Customers who haven't applied SPS 12 yet are encouraged to, as the release offers capture and replay capabilities that can be used to test how production workloads will behave on HANA 2.0.

The initial RTC (release to customers) of HANA 2.0 will come at the end of November. About those new features: There are many, as outlined in SAP's announcement:

•       Database Management – IT organizations will be able to ensure business continuity with enhanced high-availability, security, workload management, and administration enhancements. For example, the new active / active read-enabled option will enable IT organizations to leverage secondary systems – previously used only for system replication – to offload read-intensive workloads for improved operations.
•       Data Management – Businesses are expected to leverage all data regardless of where it resides with enhancements to enterprise modeling, data integration, data quality and tiered storage. For example, the new SAP Enterprise Architecture Designer, Edition for SAP HANA is a Web-based solution that will allow IT organizations to manage complex information architectures and visualize the potential impact of new technologies before they are implemented.
•       Analytical Intelligence – Developers are projected to embed rich insight into applications with enhanced analytical processing engines for text, spatial, graph and streaming data. For example, new algorithms for classification, association, time series and regression have been added to the predictive analytics library, which will empower data scientists to discover new patterns and incorporate machine learning in custom applications.
•       Application Development – Developers are expected to build and deploy next-generation applications with enhanced capabilities for the application server, development tools and languages. For example, Bring your own Language support provides a choice of additional third party build packs and runtimes that can be used within the SAP HANA extended application services, advanced model. Also, a new file processor API will enable developers to extract text or metadata from documents for delivering deeper insights.
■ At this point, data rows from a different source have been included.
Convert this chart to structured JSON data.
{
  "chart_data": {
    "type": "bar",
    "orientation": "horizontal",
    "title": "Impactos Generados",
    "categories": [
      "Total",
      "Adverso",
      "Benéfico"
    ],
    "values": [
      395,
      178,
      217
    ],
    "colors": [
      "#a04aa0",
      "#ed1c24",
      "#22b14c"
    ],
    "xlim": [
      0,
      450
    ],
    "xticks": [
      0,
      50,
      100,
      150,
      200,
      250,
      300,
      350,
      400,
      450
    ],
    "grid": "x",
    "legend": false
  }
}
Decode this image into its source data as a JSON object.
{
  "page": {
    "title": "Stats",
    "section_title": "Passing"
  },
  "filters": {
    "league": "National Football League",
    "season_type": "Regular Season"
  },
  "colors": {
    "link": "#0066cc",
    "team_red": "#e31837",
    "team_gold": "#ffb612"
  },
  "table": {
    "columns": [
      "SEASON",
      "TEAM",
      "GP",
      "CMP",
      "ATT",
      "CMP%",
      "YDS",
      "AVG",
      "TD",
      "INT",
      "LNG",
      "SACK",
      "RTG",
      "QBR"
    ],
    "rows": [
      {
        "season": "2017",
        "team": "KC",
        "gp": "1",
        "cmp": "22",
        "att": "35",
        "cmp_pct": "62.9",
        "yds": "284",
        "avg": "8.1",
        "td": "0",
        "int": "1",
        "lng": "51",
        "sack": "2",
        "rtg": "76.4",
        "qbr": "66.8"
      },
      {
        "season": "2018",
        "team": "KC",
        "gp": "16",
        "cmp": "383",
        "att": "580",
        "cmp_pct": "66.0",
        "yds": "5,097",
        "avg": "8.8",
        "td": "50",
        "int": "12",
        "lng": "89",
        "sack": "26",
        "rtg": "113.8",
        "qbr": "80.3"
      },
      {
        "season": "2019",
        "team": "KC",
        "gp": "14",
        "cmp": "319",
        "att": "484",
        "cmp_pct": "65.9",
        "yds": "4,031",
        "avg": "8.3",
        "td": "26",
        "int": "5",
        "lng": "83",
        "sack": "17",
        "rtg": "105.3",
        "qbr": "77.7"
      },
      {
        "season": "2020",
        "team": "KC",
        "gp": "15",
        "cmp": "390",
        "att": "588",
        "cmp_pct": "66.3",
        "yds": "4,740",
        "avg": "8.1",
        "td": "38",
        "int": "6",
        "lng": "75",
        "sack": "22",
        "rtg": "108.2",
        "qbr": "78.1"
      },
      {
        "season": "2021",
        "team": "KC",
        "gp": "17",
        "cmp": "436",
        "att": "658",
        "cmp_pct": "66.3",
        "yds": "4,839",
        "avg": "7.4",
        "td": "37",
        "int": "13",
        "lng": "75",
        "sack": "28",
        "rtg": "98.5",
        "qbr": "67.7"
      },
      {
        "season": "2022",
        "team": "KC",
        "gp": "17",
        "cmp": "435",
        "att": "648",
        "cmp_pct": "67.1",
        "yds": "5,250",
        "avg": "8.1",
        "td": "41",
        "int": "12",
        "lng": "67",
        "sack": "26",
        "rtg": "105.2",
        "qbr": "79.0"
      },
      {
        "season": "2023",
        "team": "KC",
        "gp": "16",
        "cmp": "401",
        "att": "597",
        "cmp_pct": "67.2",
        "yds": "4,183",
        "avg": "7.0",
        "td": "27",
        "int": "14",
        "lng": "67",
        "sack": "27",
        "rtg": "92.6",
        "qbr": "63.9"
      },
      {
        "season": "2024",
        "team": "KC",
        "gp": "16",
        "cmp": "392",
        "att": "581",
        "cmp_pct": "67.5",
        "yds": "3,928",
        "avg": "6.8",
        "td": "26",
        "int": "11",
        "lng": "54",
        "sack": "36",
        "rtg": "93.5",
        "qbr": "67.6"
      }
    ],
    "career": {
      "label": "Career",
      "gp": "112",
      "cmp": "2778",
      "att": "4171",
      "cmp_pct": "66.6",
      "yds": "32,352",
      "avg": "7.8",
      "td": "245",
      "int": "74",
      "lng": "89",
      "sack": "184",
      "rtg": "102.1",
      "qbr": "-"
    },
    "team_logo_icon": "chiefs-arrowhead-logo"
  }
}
Microservices is one of the hotter buzzwords in software today, and SAP is addressing it with HANA 2.0:

Users of cloud-based microservices powered by SAP HANA can enhance applications with analytical insight with simple APIs using any language or development platform.
The new cloud services include:
•       Entity extraction, fact extraction and linguistic analysis: Use text data processing capabilities of a managed SAP HANA instance in the cloud for application enhancement with natural language processing.
•       Earth Observation Analysis service (beta): Co-innovated withEuropean Space Agency (ESA) and based on the Open Geospatial Consortium (OGC) EO-WCS standard, this microservice accesses satellite data from ESA and uses SAP HANA spatial processing in the cloud.

"It's good to see SAP pushing HANA forward," says Constellation Research VP and principal analyst Holger Mueller. "There are a number of good new capabilities in the area of data management, machine learning, analytics and bring-your-own language. But we have to see if this is truly a new platform, or just a well marketed 'fork' in the product."

"Ultimately it is a sign of success for the HANA platform," he adds. "Some customers are looking for stability and no changes, as they are in production, and other customers want or need to push the envelope with the latest and greatest."